When the world’s eyes are looking at Google for glasses and Samsung for OLED based TVs another company worked differently. Recently, Fraunhofer – an application-oriented research based organization in Europe – has presented data glasses with OLED microdisplay allowing the user to look at the same time both the real world and the virtual world for information that can be controlled with the help of eyes.
“We have a completely new generation of personal information management systems,” Project manager Dr. Rigo Herold, said in a statement. “The data glasses allow us to see the real world in the normal way, while at the same time registering our eye movements with the camera. One glance at the arrow key turns the page. Despite the fact that Google’s data glasses, for instance, might be a little more stylish in appearance, navigating through the menu still requires using joysticks, whereas our glasses do not.”
We think that students would dream about the use of such glasses in exams more than any other person. However, these glasses would be helpful for a wide range of professionals such as doctors or surgeons while checking the patients and technicians while working on cars or such objects as they can read the manual at the same time.
These eye controlled HMDs – Head Mounted Displays – are actually the combined work of researchers at the Fraunhofer Center for Organics, Materials and Electronic Devices Dresden COMEDD, Fraunhofer Institute for Optronics, System Technologies and Image Exploitation IOSB in Karlsruhe and near-the-eye technologies specialist TRIVISIO.
“We’ve fitted our glasses with a novel CMOS chip with an integrated camera and OLED microdisplay, for which we also hold the patent,” explained Herold.

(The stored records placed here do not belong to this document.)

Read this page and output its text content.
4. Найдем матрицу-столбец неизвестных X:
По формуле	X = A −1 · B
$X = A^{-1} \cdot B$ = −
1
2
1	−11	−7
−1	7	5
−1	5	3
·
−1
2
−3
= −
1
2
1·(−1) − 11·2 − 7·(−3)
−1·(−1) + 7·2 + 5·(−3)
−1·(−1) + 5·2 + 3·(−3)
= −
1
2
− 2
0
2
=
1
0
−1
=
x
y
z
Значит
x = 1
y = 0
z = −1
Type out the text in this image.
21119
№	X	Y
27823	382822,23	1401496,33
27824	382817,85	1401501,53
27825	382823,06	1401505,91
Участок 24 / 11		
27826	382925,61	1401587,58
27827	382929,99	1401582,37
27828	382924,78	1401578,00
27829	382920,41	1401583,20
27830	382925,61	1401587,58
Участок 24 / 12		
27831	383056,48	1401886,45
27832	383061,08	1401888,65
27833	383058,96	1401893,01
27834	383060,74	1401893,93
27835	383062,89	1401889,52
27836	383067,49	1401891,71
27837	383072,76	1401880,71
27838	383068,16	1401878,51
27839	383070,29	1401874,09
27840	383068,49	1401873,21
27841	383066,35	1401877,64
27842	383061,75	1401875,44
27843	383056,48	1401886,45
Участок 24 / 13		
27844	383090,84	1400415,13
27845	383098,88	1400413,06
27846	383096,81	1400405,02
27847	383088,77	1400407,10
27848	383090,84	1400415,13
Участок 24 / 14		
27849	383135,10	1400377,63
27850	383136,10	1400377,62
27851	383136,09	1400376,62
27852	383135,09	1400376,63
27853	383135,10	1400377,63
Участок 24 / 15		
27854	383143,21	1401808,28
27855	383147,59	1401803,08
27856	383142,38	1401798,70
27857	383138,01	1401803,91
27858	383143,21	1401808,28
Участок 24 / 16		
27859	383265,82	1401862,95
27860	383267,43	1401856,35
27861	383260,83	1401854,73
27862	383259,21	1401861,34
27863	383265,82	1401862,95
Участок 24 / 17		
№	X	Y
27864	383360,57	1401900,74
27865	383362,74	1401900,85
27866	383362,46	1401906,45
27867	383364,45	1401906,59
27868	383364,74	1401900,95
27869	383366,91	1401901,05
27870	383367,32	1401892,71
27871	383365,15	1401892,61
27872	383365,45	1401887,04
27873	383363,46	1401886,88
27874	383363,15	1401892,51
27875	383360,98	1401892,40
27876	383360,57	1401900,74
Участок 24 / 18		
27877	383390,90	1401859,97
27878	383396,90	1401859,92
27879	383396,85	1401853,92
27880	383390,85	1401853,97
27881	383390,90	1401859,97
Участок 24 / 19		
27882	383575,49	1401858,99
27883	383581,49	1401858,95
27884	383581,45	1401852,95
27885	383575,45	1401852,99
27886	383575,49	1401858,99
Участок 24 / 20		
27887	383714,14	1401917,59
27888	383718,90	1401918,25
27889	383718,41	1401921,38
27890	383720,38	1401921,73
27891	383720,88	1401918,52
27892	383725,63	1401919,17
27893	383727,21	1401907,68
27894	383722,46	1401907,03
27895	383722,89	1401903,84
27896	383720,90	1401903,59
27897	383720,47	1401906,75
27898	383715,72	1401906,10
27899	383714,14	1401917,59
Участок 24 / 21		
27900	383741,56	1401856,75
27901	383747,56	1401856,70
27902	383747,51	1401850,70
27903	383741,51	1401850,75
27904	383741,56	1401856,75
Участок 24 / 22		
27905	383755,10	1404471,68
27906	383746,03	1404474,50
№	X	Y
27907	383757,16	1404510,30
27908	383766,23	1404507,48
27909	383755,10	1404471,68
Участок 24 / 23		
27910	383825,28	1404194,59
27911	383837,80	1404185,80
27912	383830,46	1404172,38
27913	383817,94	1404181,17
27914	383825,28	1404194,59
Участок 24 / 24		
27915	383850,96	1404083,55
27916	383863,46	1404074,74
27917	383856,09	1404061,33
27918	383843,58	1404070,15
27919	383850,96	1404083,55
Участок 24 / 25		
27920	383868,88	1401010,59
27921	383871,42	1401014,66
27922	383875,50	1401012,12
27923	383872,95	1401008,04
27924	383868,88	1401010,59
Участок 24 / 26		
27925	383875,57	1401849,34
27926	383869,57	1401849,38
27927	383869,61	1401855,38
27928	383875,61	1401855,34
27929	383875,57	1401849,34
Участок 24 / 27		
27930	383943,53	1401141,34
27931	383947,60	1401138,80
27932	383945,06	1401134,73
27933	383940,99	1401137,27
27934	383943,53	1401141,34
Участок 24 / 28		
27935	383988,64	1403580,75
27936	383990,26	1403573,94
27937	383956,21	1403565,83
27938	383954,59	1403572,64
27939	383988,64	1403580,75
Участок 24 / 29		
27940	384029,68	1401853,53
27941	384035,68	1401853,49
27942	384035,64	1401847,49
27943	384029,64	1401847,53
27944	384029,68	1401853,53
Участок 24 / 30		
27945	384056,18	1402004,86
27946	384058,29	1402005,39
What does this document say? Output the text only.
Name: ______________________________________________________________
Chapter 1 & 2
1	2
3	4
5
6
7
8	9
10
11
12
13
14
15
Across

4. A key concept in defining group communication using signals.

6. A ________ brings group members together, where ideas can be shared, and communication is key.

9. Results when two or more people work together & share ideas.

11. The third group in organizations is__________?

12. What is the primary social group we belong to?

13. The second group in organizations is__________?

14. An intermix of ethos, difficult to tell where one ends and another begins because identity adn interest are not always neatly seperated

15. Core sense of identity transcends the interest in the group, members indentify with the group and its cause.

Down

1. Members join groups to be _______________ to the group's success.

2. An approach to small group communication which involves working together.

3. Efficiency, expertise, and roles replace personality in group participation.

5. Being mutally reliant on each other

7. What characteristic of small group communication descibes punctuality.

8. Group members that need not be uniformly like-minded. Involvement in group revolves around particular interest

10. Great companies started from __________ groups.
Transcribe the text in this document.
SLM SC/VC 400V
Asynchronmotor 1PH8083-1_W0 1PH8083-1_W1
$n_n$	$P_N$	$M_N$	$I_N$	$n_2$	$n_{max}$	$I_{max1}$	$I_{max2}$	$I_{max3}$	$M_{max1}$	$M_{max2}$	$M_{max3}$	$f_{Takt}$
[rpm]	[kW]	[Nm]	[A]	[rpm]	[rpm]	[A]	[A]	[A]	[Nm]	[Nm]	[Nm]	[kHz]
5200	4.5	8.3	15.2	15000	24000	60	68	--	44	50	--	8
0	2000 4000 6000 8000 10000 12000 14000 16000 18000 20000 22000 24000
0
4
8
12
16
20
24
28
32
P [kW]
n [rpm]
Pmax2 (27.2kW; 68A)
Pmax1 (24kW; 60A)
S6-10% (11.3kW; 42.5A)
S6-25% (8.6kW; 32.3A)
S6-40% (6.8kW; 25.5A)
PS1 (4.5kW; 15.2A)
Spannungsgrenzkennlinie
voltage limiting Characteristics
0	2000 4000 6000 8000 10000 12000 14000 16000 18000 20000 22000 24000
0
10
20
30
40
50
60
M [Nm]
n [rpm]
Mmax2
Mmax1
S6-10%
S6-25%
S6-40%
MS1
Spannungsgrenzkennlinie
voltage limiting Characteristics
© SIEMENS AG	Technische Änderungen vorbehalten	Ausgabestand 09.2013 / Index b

According to the organization, this is the first time that OLEDs are integrated with photodetectors onto the surface of the CMOS chip of dimensions 11mm x 13mm. Chip has four OLED pixels to render images on the microdisplay with photodiode in the center to read the eye movements. Photodetectors work as a kind of camera with a light field measuring 10.24 by 7.68 millimeters.
“The chip is equipped with microscaled transmitter and receiver units that configure the pieces of information sequentially; we call this an array structure. This gives us a bidirectional microdisplay, making it possible both to record and to reproduce images,” said Herold.
These glasses will be presented in the form of an Evaluation Kit at the joint Fraunhofer booth in Hall A5, Booth 121, at the electronica trade fair in Munich, from November 13–16.